Laurent Fabius deixou a chefia da diplomacia francesa, passando a assumir a presidência do Conselho Constitucional, um órgão que, no ordenamento constitucional francês, não tem a relevância de um tribunal, mas onde, por exemplo, têm assento os ex-presidentes da República. É um fim de linha política "honorable" para uma das figuras mais proeminentes da família socialista francesa, que, a meu ver, fez um excelente lugar como ministro dos Negócios estrangeiros, consagrado com um papel decisivo na cimeira do clima e, embora num grau menos determinante, no acordo nuclear com o Irão. Num tempo em que a imagem internacional da França é de algum declínio, Fabius contribuiu para o disfarçar.
Fabius é aquilo que a direita costuma qualificar de "esquerda caviar". Oriundo de uma abastada família judaica, ligada ao negócio de antiguidades, emergiu, ainda jovem, pela mão de François Mitterrand, que o levou até ao cargo de primeiro-ministro. Atingido pelo escândalo da aquisição do sangue contaminado, que faria outras vítimas políticas noutros países, incluindo Portugal, fez uma travessia do deserto, durante a qual ficou famosa a sua oposição ao defunto "tratado constitucional" europeu, em cuja rejeição pela França teve um papel decisivo, o que os europeístas nunca lhe perdoaram.
Fabius terá sido dos últimos a acreditar em François Hollande como possível presidente socialista. É famosa a sua frase quando, num colóquio, foi perguntado sobre as hipóteses do atual presidente: "Hollande? On rêve!". No entanto, com a vitória de Hollande nas "primárias" socialistas, este viria a chamá-lo para o seu círculo próximo. Conheci-o pessoalmente, nesse período pré-eleitoral. Falámos mais do que uma vez, nesse tempo em que os diplomatas em posto em Paris procuravam sondar sobre o que seriam as intenções e orientações de um possível executivo socialista. Na minha perspetiva, cedo se revelou como uma das figuras de grande qualidade no círculo político do futuro presidente. A sua passagem à chefia do Quai d'Orsay só foi uma surpresa para quem estava desatento.

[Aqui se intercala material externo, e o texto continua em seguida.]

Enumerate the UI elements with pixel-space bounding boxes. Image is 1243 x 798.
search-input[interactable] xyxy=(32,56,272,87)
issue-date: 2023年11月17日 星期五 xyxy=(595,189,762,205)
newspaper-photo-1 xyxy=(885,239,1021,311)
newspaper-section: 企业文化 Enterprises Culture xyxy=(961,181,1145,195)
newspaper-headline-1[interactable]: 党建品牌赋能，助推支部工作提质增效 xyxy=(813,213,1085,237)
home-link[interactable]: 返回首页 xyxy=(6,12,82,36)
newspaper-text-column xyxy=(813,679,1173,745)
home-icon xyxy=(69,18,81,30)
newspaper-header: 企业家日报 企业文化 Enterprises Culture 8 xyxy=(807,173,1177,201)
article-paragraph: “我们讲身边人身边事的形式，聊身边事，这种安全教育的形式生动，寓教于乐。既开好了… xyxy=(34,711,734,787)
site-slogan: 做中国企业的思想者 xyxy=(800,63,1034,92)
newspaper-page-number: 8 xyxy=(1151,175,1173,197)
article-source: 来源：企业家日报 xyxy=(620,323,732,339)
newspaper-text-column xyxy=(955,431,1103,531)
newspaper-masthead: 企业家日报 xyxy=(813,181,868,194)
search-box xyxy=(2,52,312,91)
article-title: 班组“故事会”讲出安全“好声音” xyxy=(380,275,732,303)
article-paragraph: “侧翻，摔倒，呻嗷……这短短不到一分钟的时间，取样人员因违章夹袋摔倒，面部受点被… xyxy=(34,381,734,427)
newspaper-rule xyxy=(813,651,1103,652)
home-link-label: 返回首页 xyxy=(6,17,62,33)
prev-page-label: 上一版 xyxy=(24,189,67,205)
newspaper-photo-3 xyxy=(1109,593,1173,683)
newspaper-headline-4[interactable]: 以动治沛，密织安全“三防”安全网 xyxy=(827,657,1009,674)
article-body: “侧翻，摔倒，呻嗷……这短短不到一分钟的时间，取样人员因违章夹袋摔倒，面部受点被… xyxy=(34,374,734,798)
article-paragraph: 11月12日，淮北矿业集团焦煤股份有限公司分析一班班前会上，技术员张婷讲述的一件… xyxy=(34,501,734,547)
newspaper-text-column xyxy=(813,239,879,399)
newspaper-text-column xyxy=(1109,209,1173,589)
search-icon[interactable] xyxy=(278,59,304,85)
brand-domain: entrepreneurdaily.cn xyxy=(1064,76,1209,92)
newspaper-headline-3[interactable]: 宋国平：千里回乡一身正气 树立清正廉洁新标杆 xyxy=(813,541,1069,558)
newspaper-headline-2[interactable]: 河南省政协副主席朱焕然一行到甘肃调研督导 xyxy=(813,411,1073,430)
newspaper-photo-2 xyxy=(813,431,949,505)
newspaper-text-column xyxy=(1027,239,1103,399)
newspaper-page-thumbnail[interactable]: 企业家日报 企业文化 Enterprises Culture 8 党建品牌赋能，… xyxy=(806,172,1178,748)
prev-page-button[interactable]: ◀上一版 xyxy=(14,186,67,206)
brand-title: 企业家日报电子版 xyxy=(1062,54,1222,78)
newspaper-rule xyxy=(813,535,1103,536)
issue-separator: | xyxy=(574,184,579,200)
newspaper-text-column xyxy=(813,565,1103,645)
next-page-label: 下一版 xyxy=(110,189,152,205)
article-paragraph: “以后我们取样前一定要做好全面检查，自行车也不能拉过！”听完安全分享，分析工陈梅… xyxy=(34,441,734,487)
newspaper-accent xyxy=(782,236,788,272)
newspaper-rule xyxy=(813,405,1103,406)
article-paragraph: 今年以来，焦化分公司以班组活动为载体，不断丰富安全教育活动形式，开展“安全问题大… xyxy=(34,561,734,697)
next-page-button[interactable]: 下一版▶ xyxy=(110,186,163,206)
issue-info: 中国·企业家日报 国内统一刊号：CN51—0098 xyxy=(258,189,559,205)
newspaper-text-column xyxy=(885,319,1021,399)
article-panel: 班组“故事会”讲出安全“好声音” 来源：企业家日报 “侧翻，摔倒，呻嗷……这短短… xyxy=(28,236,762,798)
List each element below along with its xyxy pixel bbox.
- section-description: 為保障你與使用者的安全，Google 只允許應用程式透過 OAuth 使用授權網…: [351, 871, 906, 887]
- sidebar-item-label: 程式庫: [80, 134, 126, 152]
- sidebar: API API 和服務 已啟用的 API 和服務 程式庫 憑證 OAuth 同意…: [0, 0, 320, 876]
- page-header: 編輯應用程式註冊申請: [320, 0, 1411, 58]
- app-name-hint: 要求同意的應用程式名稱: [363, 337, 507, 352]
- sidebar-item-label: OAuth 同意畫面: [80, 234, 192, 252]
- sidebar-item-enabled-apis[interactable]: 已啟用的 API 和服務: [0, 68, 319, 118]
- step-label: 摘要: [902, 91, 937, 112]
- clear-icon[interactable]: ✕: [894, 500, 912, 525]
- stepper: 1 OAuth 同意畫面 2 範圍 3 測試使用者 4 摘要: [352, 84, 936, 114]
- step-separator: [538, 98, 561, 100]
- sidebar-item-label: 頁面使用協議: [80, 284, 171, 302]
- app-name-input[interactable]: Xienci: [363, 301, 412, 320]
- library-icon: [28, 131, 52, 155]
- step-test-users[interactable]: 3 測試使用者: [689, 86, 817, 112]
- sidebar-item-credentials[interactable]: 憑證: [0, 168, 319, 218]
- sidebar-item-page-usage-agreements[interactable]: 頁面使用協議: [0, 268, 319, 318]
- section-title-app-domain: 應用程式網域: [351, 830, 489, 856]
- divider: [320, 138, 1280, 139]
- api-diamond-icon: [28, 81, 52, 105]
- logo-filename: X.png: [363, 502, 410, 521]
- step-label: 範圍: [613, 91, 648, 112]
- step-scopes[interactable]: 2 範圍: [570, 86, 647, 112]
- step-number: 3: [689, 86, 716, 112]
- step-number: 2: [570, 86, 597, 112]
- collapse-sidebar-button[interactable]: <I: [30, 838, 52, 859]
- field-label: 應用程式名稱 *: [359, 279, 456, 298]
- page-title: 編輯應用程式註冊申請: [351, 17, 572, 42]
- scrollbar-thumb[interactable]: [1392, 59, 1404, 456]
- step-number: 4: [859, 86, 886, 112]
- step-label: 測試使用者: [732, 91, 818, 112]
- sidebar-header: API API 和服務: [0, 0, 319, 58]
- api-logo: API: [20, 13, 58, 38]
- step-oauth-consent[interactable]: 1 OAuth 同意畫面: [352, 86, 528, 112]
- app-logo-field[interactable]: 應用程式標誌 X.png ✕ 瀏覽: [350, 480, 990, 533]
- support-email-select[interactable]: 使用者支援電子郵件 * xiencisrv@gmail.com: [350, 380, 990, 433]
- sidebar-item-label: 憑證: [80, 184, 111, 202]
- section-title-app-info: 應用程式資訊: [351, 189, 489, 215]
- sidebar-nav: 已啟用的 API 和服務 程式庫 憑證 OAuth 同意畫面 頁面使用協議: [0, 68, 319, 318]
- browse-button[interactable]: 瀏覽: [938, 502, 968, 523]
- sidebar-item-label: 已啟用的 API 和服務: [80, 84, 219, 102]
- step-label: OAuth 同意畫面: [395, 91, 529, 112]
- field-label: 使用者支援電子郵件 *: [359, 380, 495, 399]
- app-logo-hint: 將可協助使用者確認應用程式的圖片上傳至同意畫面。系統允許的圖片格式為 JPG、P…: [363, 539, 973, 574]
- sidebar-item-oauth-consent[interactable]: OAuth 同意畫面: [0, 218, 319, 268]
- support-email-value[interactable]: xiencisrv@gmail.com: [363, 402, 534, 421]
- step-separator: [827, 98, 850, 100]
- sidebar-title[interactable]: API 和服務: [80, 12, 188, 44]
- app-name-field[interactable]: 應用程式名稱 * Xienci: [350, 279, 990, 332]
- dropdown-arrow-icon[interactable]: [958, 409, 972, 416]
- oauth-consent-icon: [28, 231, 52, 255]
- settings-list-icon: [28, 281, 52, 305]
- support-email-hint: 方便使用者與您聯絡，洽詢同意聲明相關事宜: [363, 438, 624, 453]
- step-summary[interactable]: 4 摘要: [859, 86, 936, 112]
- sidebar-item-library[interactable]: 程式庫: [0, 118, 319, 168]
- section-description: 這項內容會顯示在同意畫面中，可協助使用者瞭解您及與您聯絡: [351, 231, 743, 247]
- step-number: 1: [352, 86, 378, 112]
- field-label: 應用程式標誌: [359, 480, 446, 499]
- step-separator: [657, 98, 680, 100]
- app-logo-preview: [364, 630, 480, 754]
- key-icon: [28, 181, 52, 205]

Diz-se que razões de saúde poderão ter determinado esta sua saída de cena. Era um "peso pesado" importante no governo, embora nunca fosse um "bem amado" no seu seio, bem como junto dos diplomatas. Alguma arrogância e sobranceria marcaram sempre o estilo de Fabius. Mas, repito, olhando do exterior, acho que foi um nome que dignificou internacionalmente a voz da França e, pelo menos aparentemente, foi leal a Hollande até ao fim.